Waterlogged with ‘Hot Tub Time Machine’
Most hot tubs are used as sources of relaxation or possibly for relations with someone the user is quite fond of.
In contrast, a time machine is a mystical device used to travel through time. Many times, well according to Hollywood, time machine users are warped into a time or place. It is usually the past, where the user must accomplish a goal, event or fix the time machine in order to return safely and not disturb the future or past as they know it.
“Hot Tub Time Machine” is a film that attempts to combine these two ideas in a quirky, yet cheeky manner while keeping the audience enthralled in a world of grotesque-natured laughs and subtle hints of love and true friendship.
A key role in developing “HTTM” was Eastern alum Luke Ryan. Ryan graduated from Eastern with a degree in journalism. Ryan is currently the senior vice president of production at Metro-Goldwyn-Mayer.
Basically this means that it is his job to develop ideas into full-length feature films. It is also his job to view a movie after its production, and see if it is up to the studio’s film standards and they can profit from.
The plot is based on the premise of three friends and one of their nephews returning to a ski town, which was a past spring break destination for the group to mend their kinship. They return to the town that is currently in shambles after years of partying and straying cats.

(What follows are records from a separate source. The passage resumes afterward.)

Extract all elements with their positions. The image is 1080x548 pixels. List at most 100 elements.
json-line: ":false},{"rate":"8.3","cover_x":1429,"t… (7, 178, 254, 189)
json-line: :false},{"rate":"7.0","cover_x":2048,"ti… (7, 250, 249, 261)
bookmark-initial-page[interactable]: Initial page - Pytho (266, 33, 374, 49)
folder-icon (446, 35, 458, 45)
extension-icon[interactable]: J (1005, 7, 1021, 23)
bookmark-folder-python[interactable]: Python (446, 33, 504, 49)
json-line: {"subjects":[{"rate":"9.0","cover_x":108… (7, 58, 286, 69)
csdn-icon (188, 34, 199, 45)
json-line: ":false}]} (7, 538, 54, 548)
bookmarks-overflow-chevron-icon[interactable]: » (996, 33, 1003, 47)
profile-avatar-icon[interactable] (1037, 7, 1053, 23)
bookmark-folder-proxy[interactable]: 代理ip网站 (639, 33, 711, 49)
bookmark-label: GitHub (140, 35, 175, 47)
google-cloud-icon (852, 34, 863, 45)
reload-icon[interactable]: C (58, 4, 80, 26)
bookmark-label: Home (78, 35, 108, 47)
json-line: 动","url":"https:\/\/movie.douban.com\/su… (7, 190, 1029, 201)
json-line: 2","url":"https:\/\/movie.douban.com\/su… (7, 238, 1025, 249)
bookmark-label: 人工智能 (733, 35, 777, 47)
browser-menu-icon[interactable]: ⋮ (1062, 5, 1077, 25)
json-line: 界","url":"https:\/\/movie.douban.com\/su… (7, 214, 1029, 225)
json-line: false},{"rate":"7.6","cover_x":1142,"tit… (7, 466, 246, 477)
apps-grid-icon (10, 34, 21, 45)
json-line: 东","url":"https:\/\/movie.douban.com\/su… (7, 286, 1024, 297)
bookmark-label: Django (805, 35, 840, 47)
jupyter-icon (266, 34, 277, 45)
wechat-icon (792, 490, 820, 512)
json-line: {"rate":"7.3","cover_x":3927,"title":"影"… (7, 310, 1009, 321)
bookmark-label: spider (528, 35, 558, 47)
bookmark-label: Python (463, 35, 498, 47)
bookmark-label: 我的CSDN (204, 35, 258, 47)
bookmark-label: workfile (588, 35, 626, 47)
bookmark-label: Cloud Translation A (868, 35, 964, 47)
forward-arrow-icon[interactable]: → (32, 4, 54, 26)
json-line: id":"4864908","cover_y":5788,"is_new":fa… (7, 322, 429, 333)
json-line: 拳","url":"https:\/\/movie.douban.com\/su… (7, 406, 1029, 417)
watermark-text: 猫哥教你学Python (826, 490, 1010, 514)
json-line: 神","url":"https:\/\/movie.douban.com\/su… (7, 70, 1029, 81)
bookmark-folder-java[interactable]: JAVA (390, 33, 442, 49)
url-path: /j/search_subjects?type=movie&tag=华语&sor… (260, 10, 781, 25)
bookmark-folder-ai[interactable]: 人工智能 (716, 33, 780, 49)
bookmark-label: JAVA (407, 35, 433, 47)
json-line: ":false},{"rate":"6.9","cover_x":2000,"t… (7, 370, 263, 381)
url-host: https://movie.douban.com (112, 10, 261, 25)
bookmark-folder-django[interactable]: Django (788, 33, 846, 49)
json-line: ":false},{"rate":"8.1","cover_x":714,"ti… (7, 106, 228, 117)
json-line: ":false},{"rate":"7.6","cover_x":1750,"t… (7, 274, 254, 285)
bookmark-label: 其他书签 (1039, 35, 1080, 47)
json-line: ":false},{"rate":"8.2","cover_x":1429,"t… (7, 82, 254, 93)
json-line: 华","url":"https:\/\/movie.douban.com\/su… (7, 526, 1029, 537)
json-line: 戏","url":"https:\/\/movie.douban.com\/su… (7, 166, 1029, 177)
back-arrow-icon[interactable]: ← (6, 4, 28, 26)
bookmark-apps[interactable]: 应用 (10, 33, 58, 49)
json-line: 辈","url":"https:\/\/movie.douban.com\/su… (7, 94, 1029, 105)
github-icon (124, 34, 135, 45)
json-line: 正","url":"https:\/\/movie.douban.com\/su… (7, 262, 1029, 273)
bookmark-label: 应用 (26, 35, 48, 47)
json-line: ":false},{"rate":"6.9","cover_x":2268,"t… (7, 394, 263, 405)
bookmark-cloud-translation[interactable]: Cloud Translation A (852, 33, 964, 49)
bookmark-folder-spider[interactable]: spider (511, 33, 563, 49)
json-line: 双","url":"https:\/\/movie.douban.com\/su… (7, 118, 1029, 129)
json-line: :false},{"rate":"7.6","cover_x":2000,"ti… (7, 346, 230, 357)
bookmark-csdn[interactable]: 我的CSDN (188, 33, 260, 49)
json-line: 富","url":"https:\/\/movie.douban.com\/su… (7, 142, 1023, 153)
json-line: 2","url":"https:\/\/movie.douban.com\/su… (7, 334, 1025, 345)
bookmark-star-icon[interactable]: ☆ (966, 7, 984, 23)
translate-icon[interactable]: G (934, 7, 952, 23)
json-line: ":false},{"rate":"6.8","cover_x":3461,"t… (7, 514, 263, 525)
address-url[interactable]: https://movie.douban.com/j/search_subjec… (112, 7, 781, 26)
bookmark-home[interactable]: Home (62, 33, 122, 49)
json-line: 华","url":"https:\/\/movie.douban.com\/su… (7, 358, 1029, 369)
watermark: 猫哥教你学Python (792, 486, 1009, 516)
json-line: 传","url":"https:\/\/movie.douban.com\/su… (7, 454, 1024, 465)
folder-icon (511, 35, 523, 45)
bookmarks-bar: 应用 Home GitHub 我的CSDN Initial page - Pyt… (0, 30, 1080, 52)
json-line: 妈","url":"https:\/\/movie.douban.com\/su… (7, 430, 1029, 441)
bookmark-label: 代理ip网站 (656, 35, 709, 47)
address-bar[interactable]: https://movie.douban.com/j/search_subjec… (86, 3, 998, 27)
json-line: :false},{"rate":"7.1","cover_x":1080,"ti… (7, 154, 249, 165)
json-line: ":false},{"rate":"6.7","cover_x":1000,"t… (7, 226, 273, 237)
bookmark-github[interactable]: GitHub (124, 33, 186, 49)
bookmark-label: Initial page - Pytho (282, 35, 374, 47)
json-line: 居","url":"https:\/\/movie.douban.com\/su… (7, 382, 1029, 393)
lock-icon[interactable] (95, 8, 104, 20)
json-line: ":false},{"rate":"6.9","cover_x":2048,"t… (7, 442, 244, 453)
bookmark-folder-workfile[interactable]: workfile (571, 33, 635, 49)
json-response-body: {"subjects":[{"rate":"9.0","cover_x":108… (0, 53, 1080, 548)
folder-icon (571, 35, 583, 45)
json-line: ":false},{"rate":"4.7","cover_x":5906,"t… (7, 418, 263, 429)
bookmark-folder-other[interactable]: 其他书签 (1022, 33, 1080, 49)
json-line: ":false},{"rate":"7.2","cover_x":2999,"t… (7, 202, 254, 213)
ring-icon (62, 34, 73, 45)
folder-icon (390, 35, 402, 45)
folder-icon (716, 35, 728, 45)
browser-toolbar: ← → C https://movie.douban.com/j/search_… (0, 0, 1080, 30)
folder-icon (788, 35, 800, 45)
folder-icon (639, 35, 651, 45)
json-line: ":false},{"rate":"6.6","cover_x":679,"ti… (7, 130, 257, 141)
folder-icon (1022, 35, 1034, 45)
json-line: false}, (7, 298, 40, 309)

The friends return to the same room in the same hotel from the past only to find it is nothing like they remembered it.
The group ventures to the back deck where a broken hot tub sits as a tomb for a decaying feline. The group returns minutes later to find the hot tub in perfectly cleaned and working condition.
After a night of drinking and partying the group awakes to find neon-clothed patrons filling a 1986 ski lodge.
I am not trying to step on Ryan’s feet, but this movie lacks the quality of past comedies such as “The Hangover” or “Wedding Crashers,” and instead the film seems to take the path that far too many comedies travel to, a limbo between brilliant and simply dumb.
The movie attempts to balance all the things viewers hope a film to be, but the attempts fall short of being a must-see by more than a few feet.
With a cast of John Cusack, Craig Robinson of “The Office,” Rob Corddry of “Harold and Kumar Escape From Guantanamo Bay” and Clark Duke of “Sex Drive,” the movie seems as though it would be knock-down hilarity.
Robinson and Corddry steal the spotlights of the film as they spin one-liner after one-liner with ample ease. Corddry’s character becomes overbearing at times, but it is all in good fun as the role of Lou.
Cusack misses the mark by bubbling into a character developed on relationship instability that is all too eager to show his calloused nature as the character Adam.
Instead of this role elevating Cusack to comedic genius, the role is an obvious typecast that makes dull use of such a big name in Hollywood.
Chevy Chase also appears in the film but offers few comedic lines.
The jokes seem to become background filler in a movie that just tries too hard. In a movie like “HTTM,” the viewer goes into the movie expecting a barrage of raunchy meaningless comedy with little plot depth.
Although this film incorporates some of this comedic silliness, it simply tries too hard to be something it is not, a classic comedy.